WIth player logic it would be, on average. Well, the first copy would be copied, but player covenants would tend to make sure to get a copy regardless of whether they need it, and if the audience is the high-level magi, there are likely to be fewer readers than copies.
While Q11 is available in BP design, it is only written by magi with a virtue (Good Teacher or Great Com)
Even if there is one magi a generation who can make Q12+, that person will make a bunch of Tractatus. The magi driving to 30+, would happily trade 3 seasons of access to the Q15 L 15 summae used early on, that is now obsolete, so the super tractatus guy can get to level 10 and write a second tractatus in the specialists pet topic.
If we are in a tractatus poor world, this magi will be bombarded with amazing offers to make tractatii. There's be at least 15, as it's one season to get to level 5, and maybe another 10 or so at least for skill raised to 10+.
Basic market forces mean in a world with few tracatii, the gap in the market should be filled. How good they are is the question, however, even with 1 good teacher a generation, what price vanity? During the magi's life, I'm sure they'd say no copying to maintain the value and get rich. Post death, it's likely any prohibition on copying is removed, and I would think it likely, near the end of the Q12 book writer's life, they may even put conditions on making copies and spreading the books, so their name lives on.
Basic market forces mean in a world with few tracatii, the gap in the market should be filled.
Basic market forces work with large numbers and negligible costs of entry. which, in this particular case, might mean that over a thousand years, the gap has been filled.
I have no doubt that there has been such a magus who may have written a tractatus per art and even one each for magic theory, penetration, and finesse, but this only a fraction of the demand, and after writing 15-18 tractatus, would they care to write more? And if the pay is insanely high, they would have made so much from the first 15-18 that it lasts their lifetime, and have even less incentive.
And then, to make the most money, or rather vis, these authors should keep the books in their own library and have people pay to study there. It is a lot easier to control and less anachronistic than the canon interpretation of cow and calf. Again, this curbs trade, while the books may still exist and be available.
So basic market forces would have been an argument with a million magi, because among those million, there may be a thousand who write good tractatus, and of those thousand, maybe a hundred would actually care to do it, and there are enough tractatus in the market to let the potential clients know that it is worth asking, and keep the price down so that good authors do not have the bonanza that make them retire early.

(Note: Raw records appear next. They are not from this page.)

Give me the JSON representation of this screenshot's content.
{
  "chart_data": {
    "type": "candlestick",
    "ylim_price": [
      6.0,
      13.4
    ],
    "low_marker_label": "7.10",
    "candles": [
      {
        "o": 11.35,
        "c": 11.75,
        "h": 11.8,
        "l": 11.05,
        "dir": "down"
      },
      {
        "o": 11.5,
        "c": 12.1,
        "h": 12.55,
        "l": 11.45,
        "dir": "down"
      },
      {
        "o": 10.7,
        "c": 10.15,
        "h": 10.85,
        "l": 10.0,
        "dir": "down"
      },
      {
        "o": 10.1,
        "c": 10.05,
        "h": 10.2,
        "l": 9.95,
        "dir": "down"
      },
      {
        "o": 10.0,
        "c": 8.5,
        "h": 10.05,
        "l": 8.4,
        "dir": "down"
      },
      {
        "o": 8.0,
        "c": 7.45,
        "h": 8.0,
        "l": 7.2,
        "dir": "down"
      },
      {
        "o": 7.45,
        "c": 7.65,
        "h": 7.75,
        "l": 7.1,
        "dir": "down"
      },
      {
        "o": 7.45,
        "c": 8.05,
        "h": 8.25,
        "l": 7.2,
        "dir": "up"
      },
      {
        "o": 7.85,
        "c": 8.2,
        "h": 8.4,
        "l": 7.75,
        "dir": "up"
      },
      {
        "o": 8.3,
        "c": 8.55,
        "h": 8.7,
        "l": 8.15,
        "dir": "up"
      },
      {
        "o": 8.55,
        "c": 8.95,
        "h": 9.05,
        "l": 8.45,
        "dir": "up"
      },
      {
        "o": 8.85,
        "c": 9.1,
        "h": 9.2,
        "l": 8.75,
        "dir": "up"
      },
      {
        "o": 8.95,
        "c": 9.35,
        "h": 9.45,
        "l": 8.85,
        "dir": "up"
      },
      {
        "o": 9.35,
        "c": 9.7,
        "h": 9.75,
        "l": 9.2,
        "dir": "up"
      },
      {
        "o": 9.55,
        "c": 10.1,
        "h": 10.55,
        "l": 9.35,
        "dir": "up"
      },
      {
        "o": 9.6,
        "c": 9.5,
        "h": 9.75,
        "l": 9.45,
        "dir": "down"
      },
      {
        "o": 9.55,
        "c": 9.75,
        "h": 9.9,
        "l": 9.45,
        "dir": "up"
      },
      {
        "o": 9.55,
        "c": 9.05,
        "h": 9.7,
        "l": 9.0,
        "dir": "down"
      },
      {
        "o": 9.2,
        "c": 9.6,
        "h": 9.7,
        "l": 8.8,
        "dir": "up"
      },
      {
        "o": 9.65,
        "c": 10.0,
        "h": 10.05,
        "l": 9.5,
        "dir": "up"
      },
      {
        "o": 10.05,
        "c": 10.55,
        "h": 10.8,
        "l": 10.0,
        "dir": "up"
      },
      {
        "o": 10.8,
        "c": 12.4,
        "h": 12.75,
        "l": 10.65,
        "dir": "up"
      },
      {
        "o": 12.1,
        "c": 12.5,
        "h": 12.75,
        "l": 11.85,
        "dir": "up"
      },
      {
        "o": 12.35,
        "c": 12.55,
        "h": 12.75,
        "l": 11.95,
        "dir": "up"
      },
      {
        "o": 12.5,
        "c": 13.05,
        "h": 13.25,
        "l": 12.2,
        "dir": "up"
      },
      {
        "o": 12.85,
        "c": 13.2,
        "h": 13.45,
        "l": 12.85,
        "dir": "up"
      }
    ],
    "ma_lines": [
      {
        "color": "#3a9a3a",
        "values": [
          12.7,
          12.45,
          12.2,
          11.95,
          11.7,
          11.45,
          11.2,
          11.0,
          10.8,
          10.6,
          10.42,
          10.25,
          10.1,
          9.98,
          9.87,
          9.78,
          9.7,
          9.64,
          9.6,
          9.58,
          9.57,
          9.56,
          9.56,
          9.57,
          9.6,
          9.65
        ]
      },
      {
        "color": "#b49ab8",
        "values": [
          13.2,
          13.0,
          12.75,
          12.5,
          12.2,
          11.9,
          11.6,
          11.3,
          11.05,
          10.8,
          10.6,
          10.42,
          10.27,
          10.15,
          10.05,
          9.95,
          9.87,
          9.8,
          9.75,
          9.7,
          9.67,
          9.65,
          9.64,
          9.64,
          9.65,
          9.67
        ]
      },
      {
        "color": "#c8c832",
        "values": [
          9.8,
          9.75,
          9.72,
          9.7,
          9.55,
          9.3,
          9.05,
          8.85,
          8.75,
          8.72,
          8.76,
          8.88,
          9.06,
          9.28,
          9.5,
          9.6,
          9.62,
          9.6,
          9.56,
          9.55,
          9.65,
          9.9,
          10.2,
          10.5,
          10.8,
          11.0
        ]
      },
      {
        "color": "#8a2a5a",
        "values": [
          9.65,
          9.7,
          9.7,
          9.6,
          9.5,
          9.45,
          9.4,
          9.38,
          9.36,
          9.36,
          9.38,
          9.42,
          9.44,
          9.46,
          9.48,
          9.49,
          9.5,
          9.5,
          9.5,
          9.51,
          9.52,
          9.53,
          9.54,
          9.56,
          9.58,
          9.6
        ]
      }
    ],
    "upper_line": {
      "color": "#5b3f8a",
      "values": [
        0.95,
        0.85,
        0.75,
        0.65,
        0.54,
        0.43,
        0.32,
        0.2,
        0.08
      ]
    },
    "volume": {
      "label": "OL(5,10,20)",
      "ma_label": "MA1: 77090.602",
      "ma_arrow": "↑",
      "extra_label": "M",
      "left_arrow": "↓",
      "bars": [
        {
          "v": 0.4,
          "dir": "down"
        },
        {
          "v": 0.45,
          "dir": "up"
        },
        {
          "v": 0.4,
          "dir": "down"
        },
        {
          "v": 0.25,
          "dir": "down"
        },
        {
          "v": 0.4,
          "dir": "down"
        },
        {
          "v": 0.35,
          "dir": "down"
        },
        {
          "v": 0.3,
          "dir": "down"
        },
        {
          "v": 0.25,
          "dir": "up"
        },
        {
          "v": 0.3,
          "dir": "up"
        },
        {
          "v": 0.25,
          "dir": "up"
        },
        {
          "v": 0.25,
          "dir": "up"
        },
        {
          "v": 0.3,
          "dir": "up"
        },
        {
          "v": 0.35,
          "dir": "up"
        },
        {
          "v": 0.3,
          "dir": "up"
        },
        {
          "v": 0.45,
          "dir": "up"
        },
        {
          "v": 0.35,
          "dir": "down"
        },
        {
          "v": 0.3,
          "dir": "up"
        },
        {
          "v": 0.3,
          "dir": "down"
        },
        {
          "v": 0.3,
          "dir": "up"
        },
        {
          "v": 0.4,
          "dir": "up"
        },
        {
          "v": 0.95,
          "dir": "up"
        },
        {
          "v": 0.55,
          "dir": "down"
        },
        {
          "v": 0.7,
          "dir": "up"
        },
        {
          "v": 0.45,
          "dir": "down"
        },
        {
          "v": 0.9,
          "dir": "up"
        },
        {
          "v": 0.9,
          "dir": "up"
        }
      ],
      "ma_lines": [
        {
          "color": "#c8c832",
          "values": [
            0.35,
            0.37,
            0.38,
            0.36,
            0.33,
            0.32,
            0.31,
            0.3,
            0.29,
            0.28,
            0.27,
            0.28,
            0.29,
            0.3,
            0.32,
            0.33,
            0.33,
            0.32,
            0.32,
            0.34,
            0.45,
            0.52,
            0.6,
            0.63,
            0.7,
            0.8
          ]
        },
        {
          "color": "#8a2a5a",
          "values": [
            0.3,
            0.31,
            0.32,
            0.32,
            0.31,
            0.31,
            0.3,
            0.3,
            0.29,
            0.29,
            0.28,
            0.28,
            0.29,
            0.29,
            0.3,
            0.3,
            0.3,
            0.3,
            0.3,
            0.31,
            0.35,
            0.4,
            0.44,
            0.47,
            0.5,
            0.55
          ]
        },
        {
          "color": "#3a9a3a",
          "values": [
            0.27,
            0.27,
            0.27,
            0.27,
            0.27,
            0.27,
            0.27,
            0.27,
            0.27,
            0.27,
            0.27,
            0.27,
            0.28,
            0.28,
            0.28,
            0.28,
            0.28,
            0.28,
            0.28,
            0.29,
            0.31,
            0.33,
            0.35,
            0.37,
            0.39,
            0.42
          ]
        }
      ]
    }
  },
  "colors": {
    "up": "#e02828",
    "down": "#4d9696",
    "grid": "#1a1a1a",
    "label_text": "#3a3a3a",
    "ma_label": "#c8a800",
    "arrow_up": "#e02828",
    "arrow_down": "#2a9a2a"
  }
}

so the super tractatus guy can get to level 10 and write a second tractatus in the specialists pet topic.
While the first tractatus is only writable at an Art of 5, the second tractatus is writable at an Art of 6, and the third at 11.
"A character must have a score of at least five in an Art, or at least two in an Ability, before she can write a useful book." but "A character may only write a total number of tractatus equal to half her score in an Ability or one fifth of her score in an Art, rounded up in both cases."
Anyway. If the saga is set up such that there is a paucity of Q11 tractatus, it's easy to create a starting maga immediately able to write multiple tractatus that would be highly valuable to elder magi (Com 2, one minor virtue spent on Good Teacher, a Latin score of 5, and a couple Arts at 6+) with plenty of slack in the character creation budget to make her more than a one-note minmaxed book author.
This isn't inherently unrealistic, but it gets back to my original reply in this thread; under the rules as they exist, you can either make books cheap and watch PCs buy lots of them, or you can make books dear and watch PCs make a fortune selling them.